If you aren’t concerned about yourself, at least be concerned about wrecking the trip for others that may be traveling with you.
ENJOY YOUR TRIP – SUMMARIZING
I am sure you will pass some ill prepared people that are doing a hike in everything from tennis shoes to flip-flops. I have seen them limping too.
Backpack smart, enjoy the trip, and don’t ruin it for someone else that is traveling with you. It is too hard to get permits into this area. You want a trip you can brag about. Not one you complain about.
Break the boots in long before you ever do long distance hikes or backpacking. Try them out soon after purchase. Wear them around the house, to go shopping, etc. If they don’t feel right take them back while you still can.
Eventually work up to walking several miles in your boots. Then start hauling around some weight in a backpack to prep for your actual hike. Somewhere in your planning and prepping stage you need to be doing several conditioning hikes that are the equivalent of your longest day backpacking leg.

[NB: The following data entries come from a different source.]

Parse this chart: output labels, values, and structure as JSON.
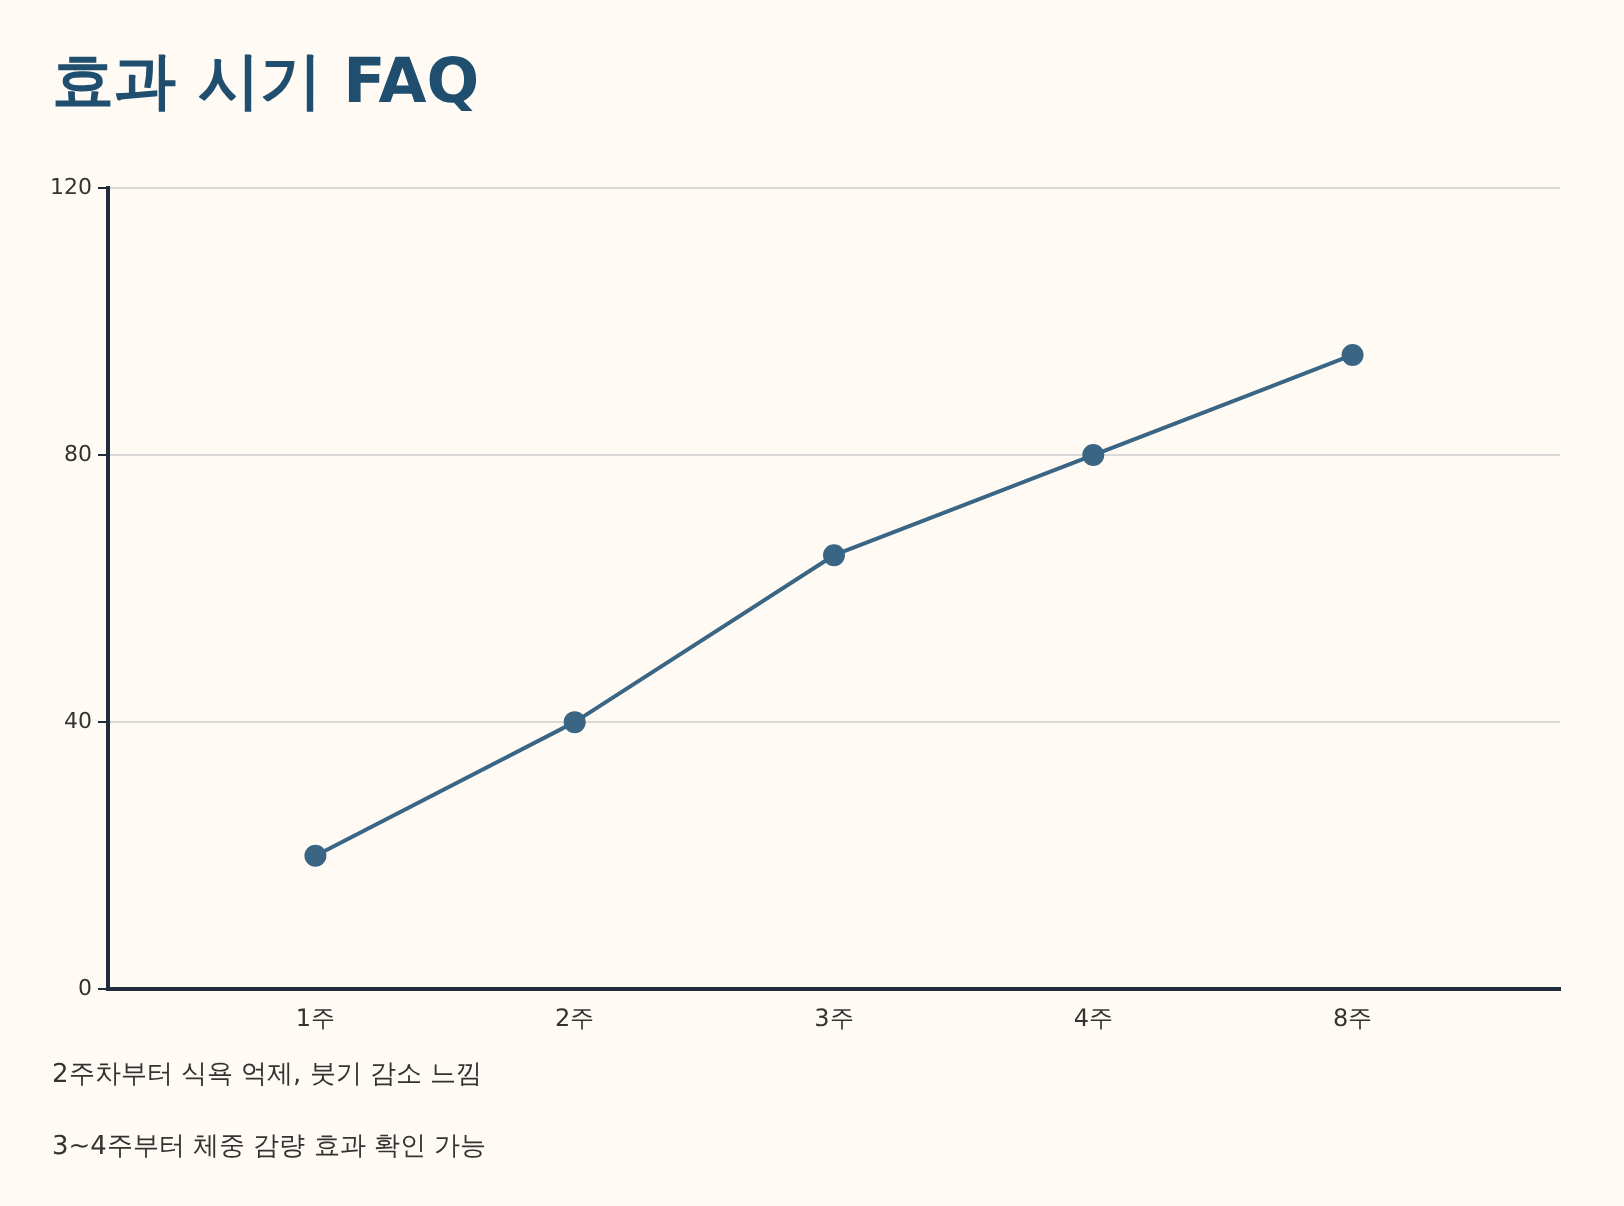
{
  "chart_data": {
    "type": "line",
    "title": "효과 시기 FAQ",
    "categories": [
      "1주",
      "2주",
      "3주",
      "4주",
      "8주"
    ],
    "series": [
      {
        "color": "#3a6584",
        "values": [
          20,
          40,
          65,
          80,
          95
        ]
      }
    ],
    "ylim": [
      0,
      120
    ],
    "yticks": [
      0,
      40,
      80,
      120
    ],
    "grid": "y",
    "marker": "circle",
    "line_style": "solid",
    "legend": false,
    "annotations": [
      "2주차부터 식욕 억제, 붓기 감소 느낌",
      "3~4주부터 체중 감량 효과 확인 가능"
    ]
  }
}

Don’t do a trip cold turkey with no conditioning. Again some macho types will have you believing going cold turkey is possible with no pain. When you wake up the next morning after your hike with a backpack, you will know what some of us are talking about. Hiking/Backpacking down, and uphill works muscles you don’t normally work when traveling on flat terrain.
Include some inclines or stair steps in your conditioning.
The secondary benefit of breaking in your footwear, and conditioning with weight, distance, and incline, is the fact you will be toughing up the skin on your feet. This especially benefits people not accustomed to long distance backpacking. We aren’t talking about building up any super layer of callus. But those that put in miles constantly, have definitely built up hardened skin that provides a huge protection factor. These people fair much better than those with soft feet.